I shrug my shoulders because I can’t help that I am and always will be the eternal optimist. And I make no apologies for it. Here’s the deal: I accept the fact that I have the life I have because I’ve chosen to have it. Plain and simple. Yes, we can argue that I’ve had certain advantages that others may not have had. I also have had disadvantages that you will never know about (but probably do because I can’t help but wear my heart on my sleeve and act out compulsively in light of them—funny but true). Ultimately, I believe in my own potential to figure out my problems whether or not I screw stuff up in the mean time. If we’re only human, than what better way to be human than to succumb to error from time to time?

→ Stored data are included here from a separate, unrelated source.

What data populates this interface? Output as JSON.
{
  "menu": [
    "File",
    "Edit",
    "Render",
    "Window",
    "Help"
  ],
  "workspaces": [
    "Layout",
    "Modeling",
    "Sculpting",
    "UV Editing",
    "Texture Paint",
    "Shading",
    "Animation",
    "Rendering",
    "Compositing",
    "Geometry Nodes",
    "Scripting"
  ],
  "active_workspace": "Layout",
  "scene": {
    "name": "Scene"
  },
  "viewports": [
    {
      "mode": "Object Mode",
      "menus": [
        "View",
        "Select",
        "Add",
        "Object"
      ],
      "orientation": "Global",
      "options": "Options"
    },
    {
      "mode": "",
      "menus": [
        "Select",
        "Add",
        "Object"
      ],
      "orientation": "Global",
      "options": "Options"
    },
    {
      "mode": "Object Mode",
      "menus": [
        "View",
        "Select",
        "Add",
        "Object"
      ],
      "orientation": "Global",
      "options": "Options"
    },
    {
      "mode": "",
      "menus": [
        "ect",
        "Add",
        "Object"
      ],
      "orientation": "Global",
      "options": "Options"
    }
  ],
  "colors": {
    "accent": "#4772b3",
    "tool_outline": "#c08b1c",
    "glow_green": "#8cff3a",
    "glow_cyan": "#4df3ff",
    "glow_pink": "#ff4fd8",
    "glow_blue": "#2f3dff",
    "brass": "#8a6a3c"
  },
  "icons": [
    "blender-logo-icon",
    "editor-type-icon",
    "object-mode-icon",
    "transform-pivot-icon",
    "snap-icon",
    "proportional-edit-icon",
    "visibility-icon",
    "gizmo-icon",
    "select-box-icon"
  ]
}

And as far as my friends go who are lost, I know that no matter how lost we are or seem to be, we have to understand that the relationships we’ve created (and sometimes even been forced into—ahem, family) are in our lives for a particular purpose: to mirror back what we do enjoy, appreciate, and love about ourselves and about life in general. Our funny friends tell us that we like to laugh. Our fashionable friends tell us that we need help finding an outfit. Our creative friends tell us that we appreciate aesthetics. Our intelligent friends tell us that we enjoy stimulating conversation. But here’s the catch—they never tell us these things out loud. We can know these things because of who our friends, quite simply, are. And guess what? They know and appreciate these qualities about us, too. I might sound crazy (usually I do), but what I’m ultimately offering is not an answer to life’s problems and mysteries. Instead, I’d like to think I’m only pointing out that we have a guide to show us the way (For the religious readers: Besides Jesus, ok?): friends.
I know that your friends are the dusty road atlases hidden in your trunk. Your friends are the annoying navigation voices that tell you to turn the other way. Your friends are the Windex that clean up the smudges on your windshield as you are, as Julia Sugarbaker [the late Dixie Carter] says, “Driving down the highway of life with your pantyhose tucked into the back of your dress.”